The "Yandilla Mustard Oil Enterprise"

Mr and Mrs H.M. Weatherall contracted farmers at Wallendbeen to produce 17 tonnes of mustard seed in 1987 and about 150 tonnes in 1988. The Weatheralls also installed screw presses and a filter from India, and extracted, bottled and sold cold-pressed oil in N.S.W. under the "Yandilla" label. Their oil will be available under the "Maharajah's Choice" label in other States from 1989. The seed is produced from 3 cultivars developed by crossing the original zero-erucic accession with high erucic accessions from China (early cultivar), India (mid-season) and Canada (late), followed by pedigree selection. All are yellow-seeded and resistant blight. Less than 60% of the oil is extractable by cold-pressing. The resulting meal contains 23% oil and 25% protein, but the high glucosinolate content limits its use to ruminant feed. Research into detoxification is continuing. Overseas markets may develop and increase the demand to a few thousand tonnes of oil per year.

Reduced glucosinolate accessions and mutants

Spontaneous variants with about 70% of the wild type concentration of glucosinolates in their seed meal have been found in an Indian accession, PI 183117 (3) and in a Chinese accession. A mutant with a similar reduction in glucosinolates has been found in the M2 generation, (following treatment with the chemical mutagen, ethy1 methanesulfonate), of F2 seeds from the cross Synthetic Yellow x a selection from Zem 1. Synthetic Yellow contains the low glucosinolate alleles from the B. campestris cultivar, Candle. These three reduced glucosinolate variants have been intercrossed to determine whether their alleles can be recombined to give a further reduction in glucosinolate concentration.
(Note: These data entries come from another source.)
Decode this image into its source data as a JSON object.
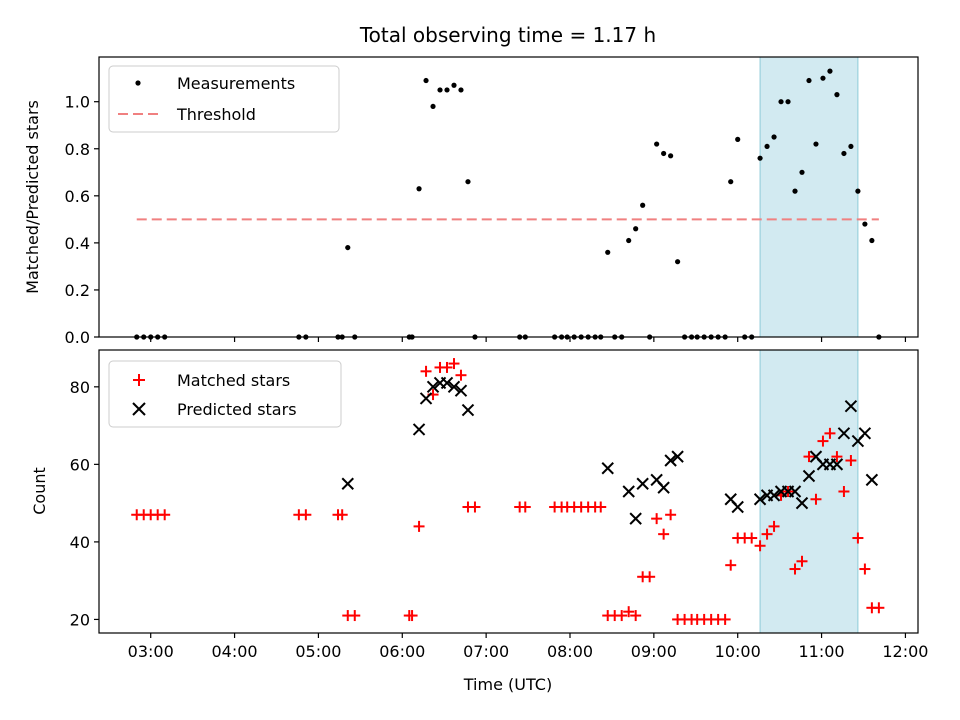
{
  "chart_data": {
    "type": "scatter",
    "title": "Total observing time = 1.17 h",
    "xlabel": "Time (UTC)",
    "x_ticks": [
      "03:00",
      "04:00",
      "05:00",
      "06:00",
      "07:00",
      "08:00",
      "09:00",
      "10:00",
      "11:00",
      "12:00"
    ],
    "xlim": [
      "02:23",
      "12:09"
    ],
    "highlight_span": {
      "start": "10:16",
      "end": "11:26",
      "color": "#add8e6"
    },
    "top_panel": {
      "ylabel": "Matched/Predicted stars",
      "ylim": [
        0,
        1.19
      ],
      "y_ticks": [
        "0.0",
        "0.2",
        "0.4",
        "0.6",
        "0.8",
        "1.0"
      ],
      "legend": {
        "position": "upper-left",
        "entries": [
          "Measurements",
          "Threshold"
        ]
      },
      "threshold": {
        "name": "Threshold",
        "value": 0.5,
        "x_start": "02:50",
        "x_end": "11:41",
        "color": "#f08080",
        "style": "dashed"
      },
      "series": [
        {
          "name": "Measurements",
          "marker": "dot",
          "color": "#000000",
          "points": [
            [
              "02:50",
              0
            ],
            [
              "02:55",
              0
            ],
            [
              "03:00",
              0
            ],
            [
              "03:05",
              0
            ],
            [
              "03:10",
              0
            ],
            [
              "04:46",
              0
            ],
            [
              "04:51",
              0
            ],
            [
              "05:14",
              0
            ],
            [
              "05:17",
              0
            ],
            [
              "05:21",
              0.38
            ],
            [
              "05:26",
              0
            ],
            [
              "06:05",
              0
            ],
            [
              "06:07",
              0
            ],
            [
              "06:12",
              0.63
            ],
            [
              "06:17",
              1.09
            ],
            [
              "06:22",
              0.98
            ],
            [
              "06:27",
              1.05
            ],
            [
              "06:32",
              1.05
            ],
            [
              "06:37",
              1.07
            ],
            [
              "06:42",
              1.05
            ],
            [
              "06:47",
              0.66
            ],
            [
              "06:52",
              0
            ],
            [
              "07:24",
              0
            ],
            [
              "07:28",
              0
            ],
            [
              "07:49",
              0
            ],
            [
              "07:54",
              0
            ],
            [
              "07:58",
              0
            ],
            [
              "08:03",
              0
            ],
            [
              "08:08",
              0
            ],
            [
              "08:13",
              0
            ],
            [
              "08:18",
              0
            ],
            [
              "08:22",
              0
            ],
            [
              "08:27",
              0.36
            ],
            [
              "08:32",
              0
            ],
            [
              "08:37",
              0
            ],
            [
              "08:42",
              0.41
            ],
            [
              "08:47",
              0.46
            ],
            [
              "08:52",
              0.56
            ],
            [
              "08:57",
              0
            ],
            [
              "09:02",
              0.82
            ],
            [
              "09:07",
              0.78
            ],
            [
              "09:12",
              0.77
            ],
            [
              "09:17",
              0.32
            ],
            [
              "09:22",
              0
            ],
            [
              "09:27",
              0
            ],
            [
              "09:31",
              0
            ],
            [
              "09:36",
              0
            ],
            [
              "09:41",
              0
            ],
            [
              "09:46",
              0
            ],
            [
              "09:51",
              0
            ],
            [
              "09:55",
              0.66
            ],
            [
              "10:00",
              0.84
            ],
            [
              "10:05",
              0
            ],
            [
              "10:10",
              0
            ],
            [
              "10:16",
              0.76
            ],
            [
              "10:21",
              0.81
            ],
            [
              "10:26",
              0.85
            ],
            [
              "10:31",
              1.0
            ],
            [
              "10:36",
              1.0
            ],
            [
              "10:41",
              0.62
            ],
            [
              "10:46",
              0.7
            ],
            [
              "10:51",
              1.09
            ],
            [
              "10:56",
              0.82
            ],
            [
              "11:01",
              1.1
            ],
            [
              "11:06",
              1.13
            ],
            [
              "11:11",
              1.03
            ],
            [
              "11:16",
              0.78
            ],
            [
              "11:21",
              0.81
            ],
            [
              "11:26",
              0.62
            ],
            [
              "11:31",
              0.48
            ],
            [
              "11:36",
              0.41
            ],
            [
              "11:41",
              0
            ]
          ]
        }
      ]
    },
    "bottom_panel": {
      "ylabel": "Count",
      "ylim": [
        16.5,
        89.5
      ],
      "y_ticks": [
        "20",
        "40",
        "60",
        "80"
      ],
      "legend": {
        "position": "upper-left",
        "entries": [
          "Matched stars",
          "Predicted stars"
        ]
      },
      "series": [
        {
          "name": "Matched stars",
          "marker": "plus",
          "color": "#ff0000",
          "points": [
            [
              "02:50",
              47
            ],
            [
              "02:55",
              47
            ],
            [
              "03:00",
              47
            ],
            [
              "03:05",
              47
            ],
            [
              "03:10",
              47
            ],
            [
              "04:46",
              47
            ],
            [
              "04:51",
              47
            ],
            [
              "05:14",
              47
            ],
            [
              "05:17",
              47
            ],
            [
              "05:21",
              21
            ],
            [
              "05:26",
              21
            ],
            [
              "06:05",
              21
            ],
            [
              "06:07",
              21
            ],
            [
              "06:12",
              44
            ],
            [
              "06:17",
              84
            ],
            [
              "06:22",
              78
            ],
            [
              "06:27",
              85
            ],
            [
              "06:32",
              85
            ],
            [
              "06:37",
              86
            ],
            [
              "06:42",
              83
            ],
            [
              "06:47",
              49
            ],
            [
              "06:52",
              49
            ],
            [
              "07:24",
              49
            ],
            [
              "07:28",
              49
            ],
            [
              "07:49",
              49
            ],
            [
              "07:54",
              49
            ],
            [
              "07:58",
              49
            ],
            [
              "08:03",
              49
            ],
            [
              "08:08",
              49
            ],
            [
              "08:13",
              49
            ],
            [
              "08:18",
              49
            ],
            [
              "08:22",
              49
            ],
            [
              "08:27",
              21
            ],
            [
              "08:32",
              21
            ],
            [
              "08:37",
              21
            ],
            [
              "08:42",
              22
            ],
            [
              "08:47",
              21
            ],
            [
              "08:52",
              31
            ],
            [
              "08:57",
              31
            ],
            [
              "09:02",
              46
            ],
            [
              "09:07",
              42
            ],
            [
              "09:12",
              47
            ],
            [
              "09:17",
              20
            ],
            [
              "09:22",
              20
            ],
            [
              "09:27",
              20
            ],
            [
              "09:31",
              20
            ],
            [
              "09:36",
              20
            ],
            [
              "09:41",
              20
            ],
            [
              "09:46",
              20
            ],
            [
              "09:51",
              20
            ],
            [
              "09:55",
              34
            ],
            [
              "10:00",
              41
            ],
            [
              "10:05",
              41
            ],
            [
              "10:10",
              41
            ],
            [
              "10:16",
              39
            ],
            [
              "10:21",
              42
            ],
            [
              "10:26",
              44
            ],
            [
              "10:31",
              52
            ],
            [
              "10:36",
              53
            ],
            [
              "10:41",
              33
            ],
            [
              "10:46",
              35
            ],
            [
              "10:51",
              62
            ],
            [
              "10:56",
              51
            ],
            [
              "11:01",
              66
            ],
            [
              "11:06",
              68
            ],
            [
              "11:11",
              62
            ],
            [
              "11:16",
              53
            ],
            [
              "11:21",
              61
            ],
            [
              "11:26",
              41
            ],
            [
              "11:31",
              33
            ],
            [
              "11:36",
              23
            ],
            [
              "11:41",
              23
            ]
          ]
        },
        {
          "name": "Predicted stars",
          "marker": "x",
          "color": "#000000",
          "points": [
            [
              "05:21",
              55
            ],
            [
              "06:12",
              69
            ],
            [
              "06:17",
              77
            ],
            [
              "06:22",
              80
            ],
            [
              "06:27",
              81
            ],
            [
              "06:32",
              81
            ],
            [
              "06:37",
              80
            ],
            [
              "06:42",
              79
            ],
            [
              "06:47",
              74
            ],
            [
              "08:27",
              59
            ],
            [
              "08:42",
              53
            ],
            [
              "08:47",
              46
            ],
            [
              "08:52",
              55
            ],
            [
              "09:02",
              56
            ],
            [
              "09:07",
              54
            ],
            [
              "09:12",
              61
            ],
            [
              "09:17",
              62
            ],
            [
              "09:55",
              51
            ],
            [
              "10:00",
              49
            ],
            [
              "10:16",
              51
            ],
            [
              "10:21",
              52
            ],
            [
              "10:26",
              52
            ],
            [
              "10:31",
              53
            ],
            [
              "10:36",
              53
            ],
            [
              "10:41",
              53
            ],
            [
              "10:46",
              50
            ],
            [
              "10:51",
              57
            ],
            [
              "10:56",
              62
            ],
            [
              "11:01",
              60
            ],
            [
              "11:06",
              60
            ],
            [
              "11:11",
              60
            ],
            [
              "11:16",
              68
            ],
            [
              "11:21",
              75
            ],
            [
              "11:26",
              66
            ],
            [
              "11:31",
              68
            ],
            [
              "11:36",
              56
            ]
          ]
        }
      ]
    }
  }
}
The variants have been mutagenised again, and also crossed to low glucosinolate cultivars of B. napus from N.S.W. and to a reduced glucosinolate accession of B. carinata from Ethiopia. These sources may be sufficient to create the low glucosinolate form of B. juncea. Low erucic acid, low glucosinolate cultivars then could be bred for wide scale cultivation in southern and eastern Australia, thus improving Australia's competitive position in the world markets for Brassica oilseeds.

1. Castleman, G.H.(1987), Proc. 6th Aust. Rapeseed Agron. And Breeders Workshop, 46.

2. Kirk, J.T.O., and Oram, R.N. (1981), J. Aust. Inst. Agric. Sci. 47, 51-2.

3. Palmer, M.V., Sang, J.P., Oram, R.N., Tran, D.A. and Salisbury, P.A. (1988). Aust. J. Exp. Agric. 28, 779-82.